Mr Kirit Patel (a member of the Royal Pharmaceutical Society's Council and chief executive of the Day Lewis pharmacy chain) told the Prime Minister (Mr Tony Blair) about some of the problems faced by small pharmacy businesses during a seminar at 10 Downing Street on November 27. It is the second time in a month that the Prime Minister has been told about the difficulties being faced by pharmacists (PJ, November 25, p776).
Mr Patel told The Journal on November 28 that he had been invited because of his experiences with setting up his own business. He was the only retailer at the seminar.
There had been short presentations by the Prime Minister and by Mr David Irwin (chief executive, Small Business Service) on the help that the Government was looking to give to small- and medium-sized enterprises, after which Mr Blair had asked Mr Patel for his opinion first.
"He said: ‘Kirit, you are a pharmacist — what do you think?', so I took that as an opportunity to put over some of the problems faced by pharmacists.
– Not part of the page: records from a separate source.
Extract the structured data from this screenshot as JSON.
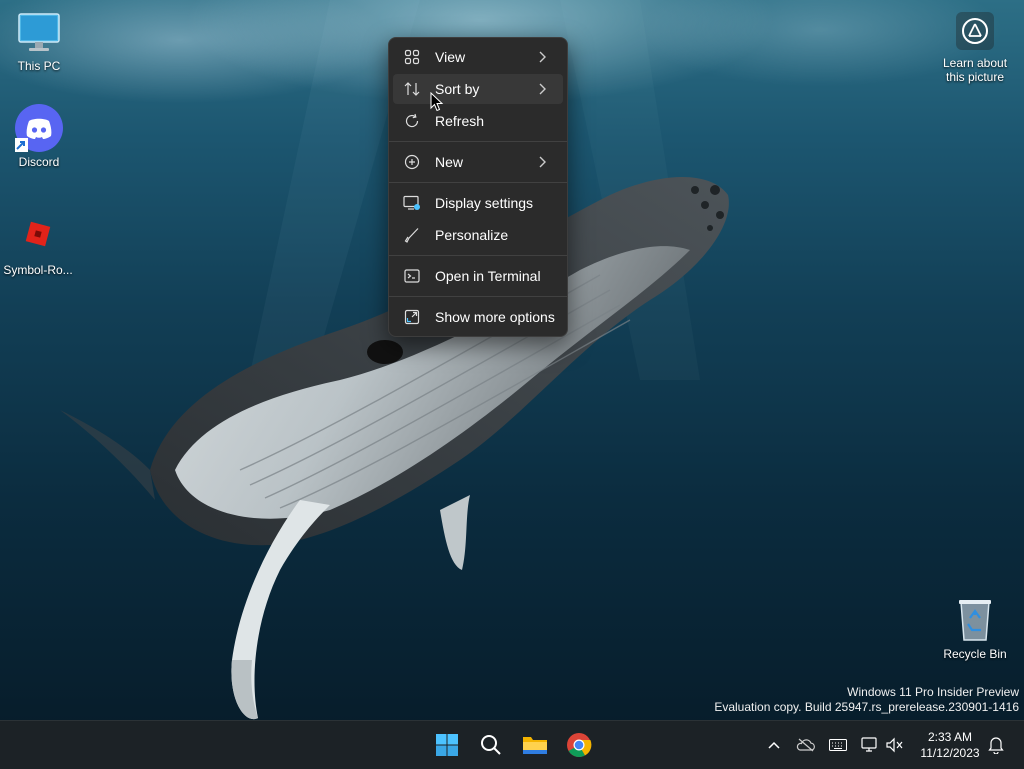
{
  "desktop": {
    "icons": [
      {
        "label": "This PC",
        "icon": "monitor-icon"
      },
      {
        "label": "Discord",
        "icon": "discord-icon"
      },
      {
        "label": "Symbol-Ro...",
        "icon": "roblox-icon"
      },
      {
        "label": "Recycle Bin",
        "icon": "recycle-bin-icon"
      }
    ],
    "learn_about": {
      "line1": "Learn about",
      "line2": "this picture"
    },
    "watermark": {
      "line1": "Windows 11 Pro Insider Preview",
      "line2": "Evaluation copy. Build 25947.rs_prerelease.230901-1416"
    }
  },
  "context_menu": {
    "items": [
      {
        "label": "View",
        "icon": "grid-icon",
        "submenu": true
      },
      {
        "label": "Sort by",
        "icon": "sort-icon",
        "submenu": true
      },
      {
        "label": "Refresh",
        "icon": "refresh-icon",
        "submenu": false
      },
      {
        "label": "New",
        "icon": "plus-circle-icon",
        "submenu": true
      },
      {
        "label": "Display settings",
        "icon": "display-icon",
        "submenu": false
      },
      {
        "label": "Personalize",
        "icon": "brush-icon",
        "submenu": false
      },
      {
        "label": "Open in Terminal",
        "icon": "terminal-icon",
        "submenu": false
      },
      {
        "label": "Show more options",
        "icon": "expand-icon",
        "submenu": false
      }
    ]
  },
  "taskbar": {
    "apps": [
      "start-icon",
      "search-icon",
      "file-explorer-icon",
      "chrome-icon"
    ],
    "tray": [
      "chevron-up-icon",
      "onedrive-icon",
      "keyboard-icon",
      "network-icon",
      "volume-muted-icon"
    ],
    "clock": {
      "time": "2:33 AM",
      "date": "11/12/2023"
    },
    "notification": "bell-icon"
  },
  "colors": {
    "menu_bg": "#2b2b2b",
    "taskbar_bg": "#1c2226",
    "accent": "#4cc2ff"
  }
}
"I said that, from the pharmacist's point of view, there did not appear to be much ‘joined up government'. The Department of Health wanted to take pharmacy forward through the National Health Service plan and the pharmacy plan, but at the same time the Department of Trade and Industry and the Office of Fair Trading wanted to scrap resale price maintenance which would harm small pharmacies. I said that the pharmacy plan was very good but there was no new money attached to it. I told the Prime Minister that the Treasury had to take a much more long-term view of pharmacy, not just set annual budgets, and invest in it to allow pharmacists to deliver the aims of the plan.
"I told him that the 97 pence dispensing fee was not going to get pharmacists very far. I do not think that he or the others present realised how little we get paid.”
At the seminar, the Prime Minister announced that the Government intended to bring forward a new Regulatory Reform Bill. This would give Ministers powers to scrap outdated or overlapping regulations by Order. Among the first targets for the new Bill, when it became law, would be regulations relating to the conduct of industrial tribunals when dealing with weak cases, the handling of unfair contract terms, and renewals of manufacturers' and wholesale dealers' licences.